Os dois amigos conversaram ainda por muito tempo sobre o mesmo assunto. Já eram talvez onze horas da noite, quando foram bruscamente interrompidos por um vulto, que entrava pela sala arquejante e desalinhado, trazendo ao ombro uma volumosa trouxa flácida e balofa, e que tresandava horrivelmente a sangueira e carniça.

-Uff! Exclamou o recém-chegado, arrojando ao chão a carga, que fez estremecer o soalho. -Custou, mas sempre veio!... Eu não disse ao patrão que havia de trazer o couro da bicha?

-Eu contava com isso, Antônio; caçador valente como tu não há outro; mas por que não foste levar isto a D. Leonor?... Não foi a ela que o prometeste?...

-A esta hora, patrão?

-Tens razão; mas amanhã hás de levá-la.

-Eu não; isso toca lá ao patrão; ela há de ficar muito mais satisfeita, se o mimo lhe vier das suas mãos.

-Mas foste tu que a mataste...

-Isso não importa... Mas vejam que bicha! -Continuou desdobrando o couro da onça no soalho; -doze palmos da cabeça à ponta do rabo -custou-me a pegá-la; a maldita não quis dar pau senão daí a uma légua; já era boca da noite, quando acuou e dei cabo dela; para descascá-la foi-me preciso acender fogo.

-E foste tu sozinho que mataste este monstro?! Perguntou Gil.

-Sim, senhor! Com a ajuda de Deus, e de meus cachorros.

-Apre! Continuou Gil, és um terrível mata-onças. Assim tu nos desses cabo também de outro bicho ainda mais feroz e traiçoeiro, que anda infestando esta terra...

-Qual bicho, meu senhor?

-Pois não sabes? O emboaba, Antônio.

-Oh! Quem dera!... Desse também tenho eu gana, a não ser de meu senhor Diogo Mendes, pai de sinhá Leonor...

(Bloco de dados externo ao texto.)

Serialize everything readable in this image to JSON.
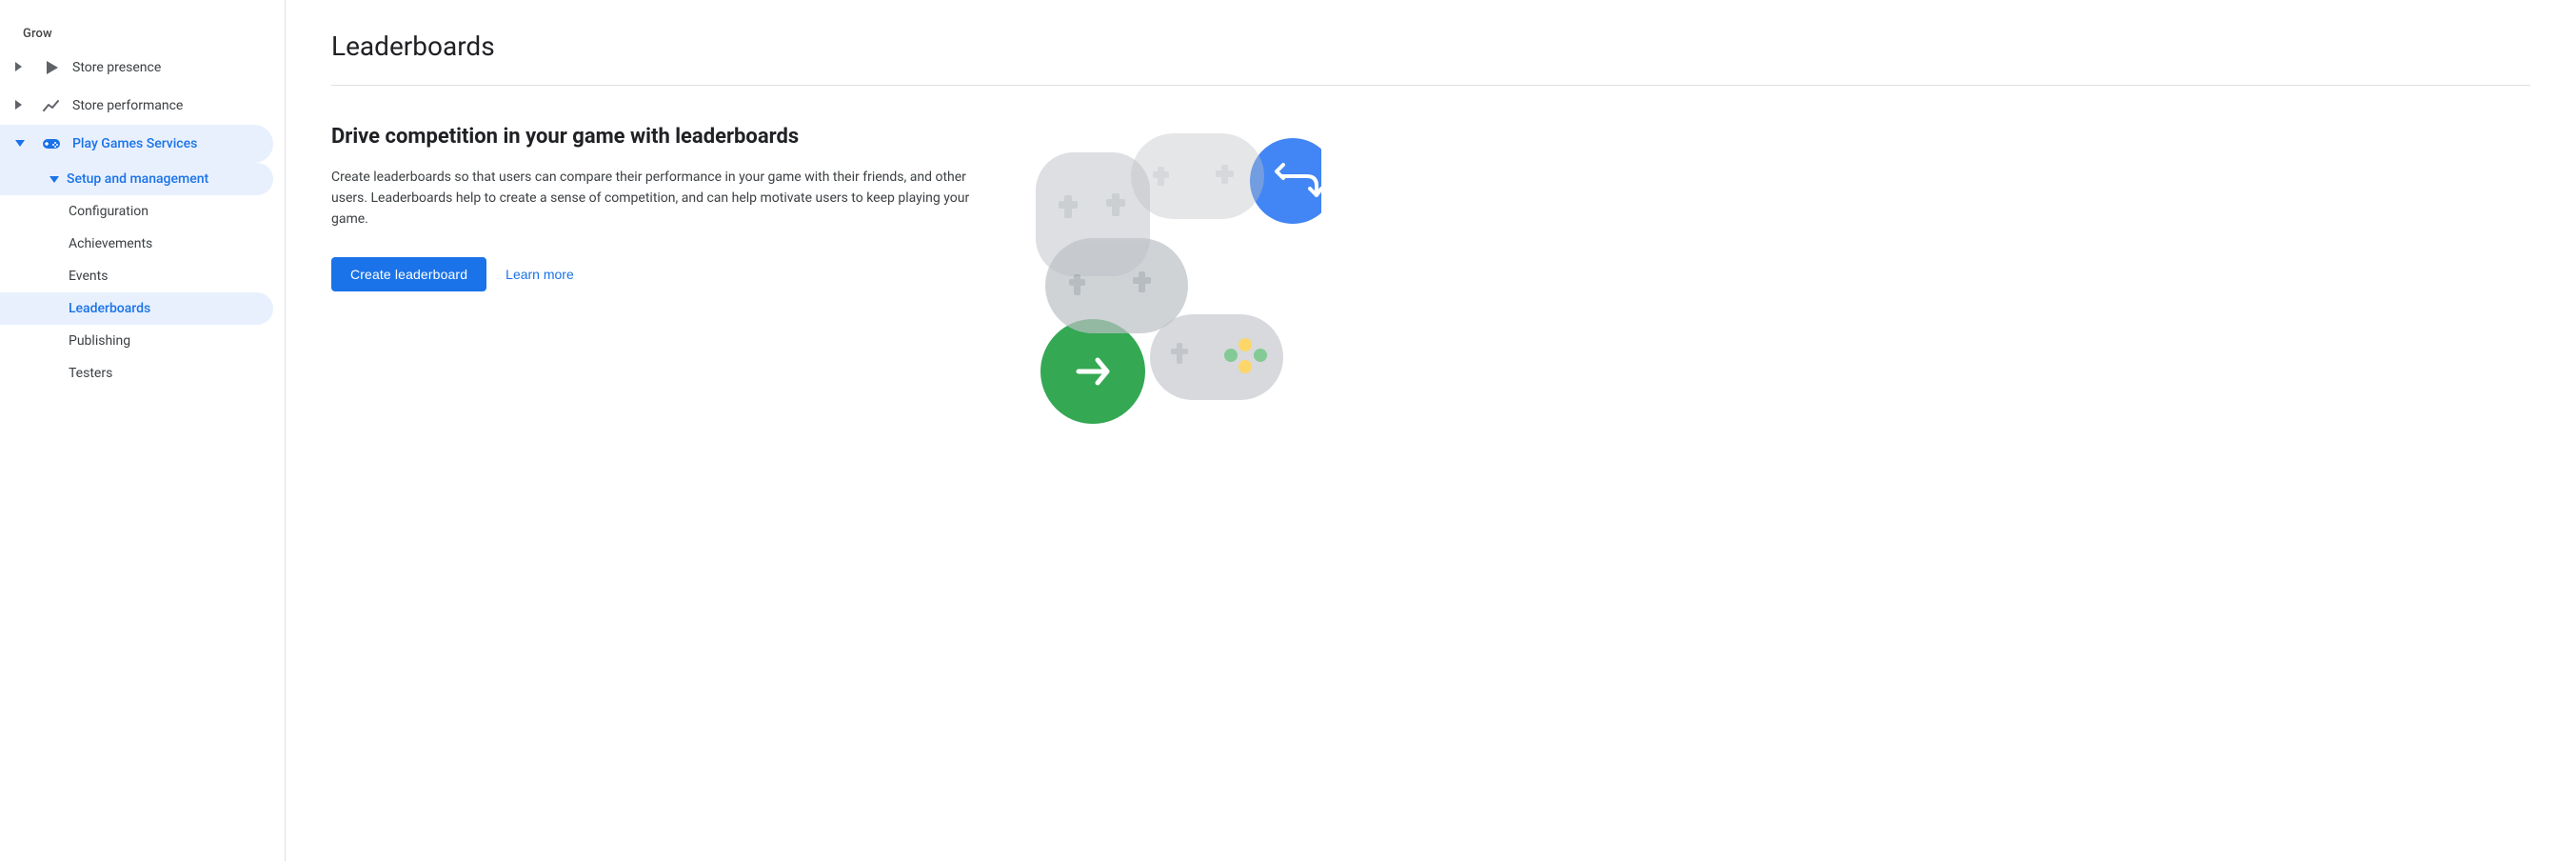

-Pois é justamente da pele desse, que mais precisamos.

-Lá isso não, salvo se meu patrão aqui me mandar...

-Não! Não! Atalhou vivamente Maurício; -não se trata disso agora. Vai descansar, que deves ter bastante fadiga e fome.

-Com efeito, Gil! Disse Maurício, apenas o índio se retirou -começas a cumprir belamente a tua promessa de não assanhar ninguém contra o capitão-mor.

-Tens razão; mas desculpa-me; a ferida ainda está tão fresca, que não pode deixar de sangrar e arrancar-me gritos de dor e de raiva.

Como a noite ia avançada, os dois mancebos se separaram e foram ver se no leito encontravam repouso, um para seu coração ulcerado pelo ódio, e outro para a cabeça fatigada de mil desencontrados pensamentos.